I have a Spark dataframe, consisting of let's say 10K ID. Each row of the Dataframe consists on pair of ID and their euclidean distance (each ID represent a Document. The dataframe looks like this:
ID_source | ID_destination | Euclidean Distance
1 1 0.0
1 2 1.3777
1 3 1.38
. . .
. . .
. . .
2 1 0.5555
2 2 0.0
. . .
. . .
. . .
For each ID_source i want to have the top 10 ID_destination according to Euclidean distance. Well in Spark i managed to do it well with the following lines of code. The matrix as described above is named similarity_join.
window = Window.orderBy(col("id_source")).partitionBy(col("id_source")).orderBy(col("EuclideanDistance").asc())
df_filtered = similarity_join.select('*', rank().over(window).alias('rank')).orderBy(col("id_source").asc()).filter((col('rank') <= 10))
The issue happens when i want to write the result into csv.
date_now = datetime.datetime.now().strftime('%Y%m%d_%H%M%S')
model_filename = "description_dataframe_"+date_now
df_filtered.write.csv(DESCRIPTION_MODEL_PATH+model_filename)
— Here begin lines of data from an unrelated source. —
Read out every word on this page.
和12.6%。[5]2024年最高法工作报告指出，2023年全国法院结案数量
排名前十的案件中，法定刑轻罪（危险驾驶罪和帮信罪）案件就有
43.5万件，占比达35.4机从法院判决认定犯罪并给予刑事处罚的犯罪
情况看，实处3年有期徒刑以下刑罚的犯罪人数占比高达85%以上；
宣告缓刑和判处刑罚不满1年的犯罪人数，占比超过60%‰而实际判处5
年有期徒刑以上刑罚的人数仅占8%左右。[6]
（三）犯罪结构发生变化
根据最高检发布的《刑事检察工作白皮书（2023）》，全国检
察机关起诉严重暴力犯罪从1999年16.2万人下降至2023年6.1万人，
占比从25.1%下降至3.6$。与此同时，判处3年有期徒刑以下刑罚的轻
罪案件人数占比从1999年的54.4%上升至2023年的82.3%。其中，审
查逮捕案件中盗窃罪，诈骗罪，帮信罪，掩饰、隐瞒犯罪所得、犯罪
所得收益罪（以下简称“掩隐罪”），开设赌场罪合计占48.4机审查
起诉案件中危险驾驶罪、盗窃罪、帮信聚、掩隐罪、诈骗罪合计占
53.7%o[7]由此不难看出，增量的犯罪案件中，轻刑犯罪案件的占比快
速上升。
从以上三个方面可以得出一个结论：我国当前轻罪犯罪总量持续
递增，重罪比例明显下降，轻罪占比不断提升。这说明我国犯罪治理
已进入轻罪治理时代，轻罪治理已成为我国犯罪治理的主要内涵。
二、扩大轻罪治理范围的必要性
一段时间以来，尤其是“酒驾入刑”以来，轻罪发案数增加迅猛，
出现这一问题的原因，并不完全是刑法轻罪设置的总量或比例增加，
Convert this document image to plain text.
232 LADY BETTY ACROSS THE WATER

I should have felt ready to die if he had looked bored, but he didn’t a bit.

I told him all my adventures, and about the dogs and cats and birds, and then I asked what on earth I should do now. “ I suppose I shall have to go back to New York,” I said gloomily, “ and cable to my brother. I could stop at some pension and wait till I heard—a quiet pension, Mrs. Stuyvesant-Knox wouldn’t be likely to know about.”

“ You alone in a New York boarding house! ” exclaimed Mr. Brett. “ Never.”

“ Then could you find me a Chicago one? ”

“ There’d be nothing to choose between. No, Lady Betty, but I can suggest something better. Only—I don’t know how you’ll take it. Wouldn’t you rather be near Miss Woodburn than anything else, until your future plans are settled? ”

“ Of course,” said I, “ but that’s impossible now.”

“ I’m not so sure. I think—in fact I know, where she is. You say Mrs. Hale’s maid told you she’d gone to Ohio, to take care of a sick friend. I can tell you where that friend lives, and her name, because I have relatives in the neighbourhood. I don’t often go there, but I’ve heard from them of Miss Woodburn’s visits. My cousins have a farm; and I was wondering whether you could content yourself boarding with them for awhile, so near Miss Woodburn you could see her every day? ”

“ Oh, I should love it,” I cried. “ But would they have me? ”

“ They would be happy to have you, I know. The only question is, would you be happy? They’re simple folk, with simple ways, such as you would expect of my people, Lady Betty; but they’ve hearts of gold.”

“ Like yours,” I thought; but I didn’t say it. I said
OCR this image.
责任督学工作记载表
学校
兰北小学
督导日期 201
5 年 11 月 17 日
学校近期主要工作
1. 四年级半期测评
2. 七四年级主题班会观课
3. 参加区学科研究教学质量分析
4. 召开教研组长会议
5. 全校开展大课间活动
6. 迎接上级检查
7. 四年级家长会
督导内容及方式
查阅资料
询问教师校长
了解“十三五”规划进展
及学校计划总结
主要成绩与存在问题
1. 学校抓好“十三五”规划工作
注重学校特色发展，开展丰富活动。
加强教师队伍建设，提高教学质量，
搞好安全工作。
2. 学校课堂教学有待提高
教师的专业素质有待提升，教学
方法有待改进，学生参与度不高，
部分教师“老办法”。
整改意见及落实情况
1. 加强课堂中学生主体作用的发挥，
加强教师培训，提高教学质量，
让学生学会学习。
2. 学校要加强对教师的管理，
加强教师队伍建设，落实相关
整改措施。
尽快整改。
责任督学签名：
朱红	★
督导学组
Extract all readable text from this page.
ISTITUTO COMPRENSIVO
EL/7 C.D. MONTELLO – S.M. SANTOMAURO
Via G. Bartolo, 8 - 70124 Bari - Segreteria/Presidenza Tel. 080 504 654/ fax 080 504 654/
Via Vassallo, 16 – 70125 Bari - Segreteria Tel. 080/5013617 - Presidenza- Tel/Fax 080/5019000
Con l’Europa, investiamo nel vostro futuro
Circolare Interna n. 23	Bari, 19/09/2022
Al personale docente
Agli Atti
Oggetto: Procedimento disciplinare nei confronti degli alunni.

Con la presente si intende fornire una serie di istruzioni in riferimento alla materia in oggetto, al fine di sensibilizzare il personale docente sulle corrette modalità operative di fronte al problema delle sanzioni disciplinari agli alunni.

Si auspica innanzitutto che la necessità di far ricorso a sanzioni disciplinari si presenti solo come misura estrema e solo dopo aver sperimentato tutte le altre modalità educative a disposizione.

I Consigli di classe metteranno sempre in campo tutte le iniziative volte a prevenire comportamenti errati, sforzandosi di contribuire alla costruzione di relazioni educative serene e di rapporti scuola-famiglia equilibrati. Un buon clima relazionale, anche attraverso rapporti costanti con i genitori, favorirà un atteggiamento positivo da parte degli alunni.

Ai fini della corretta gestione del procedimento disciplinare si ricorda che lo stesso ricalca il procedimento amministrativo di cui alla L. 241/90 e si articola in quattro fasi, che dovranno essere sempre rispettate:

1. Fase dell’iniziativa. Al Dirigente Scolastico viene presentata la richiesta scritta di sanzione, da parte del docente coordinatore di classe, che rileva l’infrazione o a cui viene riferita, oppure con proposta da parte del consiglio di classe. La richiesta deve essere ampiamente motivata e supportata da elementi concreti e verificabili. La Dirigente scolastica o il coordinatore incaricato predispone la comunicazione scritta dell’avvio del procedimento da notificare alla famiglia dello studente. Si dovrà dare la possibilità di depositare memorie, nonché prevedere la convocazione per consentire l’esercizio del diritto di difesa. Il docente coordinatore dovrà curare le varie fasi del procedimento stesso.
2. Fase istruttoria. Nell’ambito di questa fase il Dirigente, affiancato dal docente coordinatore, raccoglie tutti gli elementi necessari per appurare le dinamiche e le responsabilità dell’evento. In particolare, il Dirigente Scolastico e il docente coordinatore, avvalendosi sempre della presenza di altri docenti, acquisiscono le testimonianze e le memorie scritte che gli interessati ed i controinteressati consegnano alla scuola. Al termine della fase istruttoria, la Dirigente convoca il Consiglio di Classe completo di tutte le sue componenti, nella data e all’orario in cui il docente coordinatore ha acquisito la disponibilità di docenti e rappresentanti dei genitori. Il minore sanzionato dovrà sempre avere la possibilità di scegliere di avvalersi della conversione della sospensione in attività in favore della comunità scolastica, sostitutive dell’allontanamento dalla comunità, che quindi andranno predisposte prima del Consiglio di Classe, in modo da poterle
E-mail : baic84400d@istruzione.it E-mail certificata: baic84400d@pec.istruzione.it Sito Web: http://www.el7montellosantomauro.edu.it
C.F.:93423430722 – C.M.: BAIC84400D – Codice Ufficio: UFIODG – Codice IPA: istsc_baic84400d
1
I have missing IDs in the final csv (Obtained after compacting outputs in hadoop). When i am using a low sample (10-500) i have all the IDs, but when using a 5000 ID sample, i have a lot of missing IDs in the csv. It looks like some partitions are not written on the disk. Even when i use coalesce(1), i have the same issue. Any help please. I am using 5 machines (1 master, 4 workers). And i intend to go up to 10 millions ID so i will have 10 millions window (partitions)